One limitation of this study is unification of the notation of the written content. A glossary of medical- device malfunction terms has been compiled by the International Medical Device Regulatory Authority Forum and published by the PMDA [21]. The descriptions of malfunction status are in principle based on this glossary. In contrast, the definitions of terms related to health damages, such as “unwell,” “feeling unwell',” “chest tightness,” and “chest pain” are ambiguous and depend on the authors of the reports. In this study, tokenization and learning were performed in a mixed state; that is, as separate words. Therefore, in future work, these spelling variants must be carefully examined and (in some cases) unified before learning. In addition, these examinations were overseen by a single researcher (a clinical engineer). More accurate forced extractions for synonym unification are expected with assistance from engineers and recalls personnel in manufacturing and sales companies. However, if a word does not characteristically appear in the cases leading to recalls, it will probably negligibly affect the estimation accuracy.

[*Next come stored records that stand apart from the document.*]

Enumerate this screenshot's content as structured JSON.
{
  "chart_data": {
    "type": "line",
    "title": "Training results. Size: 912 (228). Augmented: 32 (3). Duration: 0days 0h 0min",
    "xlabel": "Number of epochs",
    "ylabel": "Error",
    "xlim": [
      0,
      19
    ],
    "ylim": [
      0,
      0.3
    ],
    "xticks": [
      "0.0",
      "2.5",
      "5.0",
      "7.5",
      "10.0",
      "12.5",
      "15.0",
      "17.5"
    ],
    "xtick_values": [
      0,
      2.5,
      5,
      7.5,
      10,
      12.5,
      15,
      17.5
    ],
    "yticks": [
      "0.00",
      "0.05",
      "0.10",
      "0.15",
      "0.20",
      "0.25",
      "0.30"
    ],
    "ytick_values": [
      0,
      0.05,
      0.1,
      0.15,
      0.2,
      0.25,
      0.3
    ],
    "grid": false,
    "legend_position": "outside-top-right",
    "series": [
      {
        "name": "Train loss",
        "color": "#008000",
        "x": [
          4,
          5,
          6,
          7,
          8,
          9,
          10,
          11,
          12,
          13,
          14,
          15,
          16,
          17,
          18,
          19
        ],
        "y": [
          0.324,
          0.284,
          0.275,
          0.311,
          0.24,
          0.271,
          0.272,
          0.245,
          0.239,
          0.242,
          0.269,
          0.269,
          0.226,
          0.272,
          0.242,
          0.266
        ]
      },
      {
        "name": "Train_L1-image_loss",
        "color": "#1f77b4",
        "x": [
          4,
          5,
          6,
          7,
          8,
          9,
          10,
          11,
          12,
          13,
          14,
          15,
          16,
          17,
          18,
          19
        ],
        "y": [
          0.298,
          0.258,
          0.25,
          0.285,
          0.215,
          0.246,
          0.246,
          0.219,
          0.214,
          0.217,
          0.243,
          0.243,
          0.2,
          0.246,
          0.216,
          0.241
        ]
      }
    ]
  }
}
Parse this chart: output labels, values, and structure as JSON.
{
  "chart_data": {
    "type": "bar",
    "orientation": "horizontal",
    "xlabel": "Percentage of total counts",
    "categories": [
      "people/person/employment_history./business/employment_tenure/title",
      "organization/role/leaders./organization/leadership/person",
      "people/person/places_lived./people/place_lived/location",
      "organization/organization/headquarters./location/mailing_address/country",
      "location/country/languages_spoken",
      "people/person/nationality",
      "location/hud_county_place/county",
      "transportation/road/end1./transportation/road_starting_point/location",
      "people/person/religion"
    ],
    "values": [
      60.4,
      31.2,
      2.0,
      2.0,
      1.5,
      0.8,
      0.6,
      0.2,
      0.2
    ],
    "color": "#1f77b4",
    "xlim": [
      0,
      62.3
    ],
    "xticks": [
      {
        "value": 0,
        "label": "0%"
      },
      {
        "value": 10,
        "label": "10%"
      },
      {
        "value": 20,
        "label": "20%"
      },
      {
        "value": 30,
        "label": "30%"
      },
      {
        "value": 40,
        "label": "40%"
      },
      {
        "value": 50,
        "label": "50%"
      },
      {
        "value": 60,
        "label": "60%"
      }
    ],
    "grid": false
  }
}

For example, as tohoku-BERT did not correctly extract the word “re-operation” during the morphological analysis, the word was registered in an additional dictionary, although its proportion in the recalled group was only 1/9th that in the not group. Therefore, the estimation accuracy is unlikely to noticeably change if “re-operation” is divided into “re“ and “operation.” In contrast, the estimation accuracy can be improved by ensuring that words such as “pacing function” and “charging time,” which frequently appear in recollection cases, or words that are unique to recalled cases, are registered in the dictionary. Therefore, to improve the estimation accuracy, the characteristic terms in recalled cases must be extracted in the correct form for learning.
Expanding the range of target devices is another avenue for future research. As malfunctions and health damages depend on the target device, we will optimize the morphological analyses of different devices, extract words unique to each recovered case, and aim to further improve the estimation accuracy.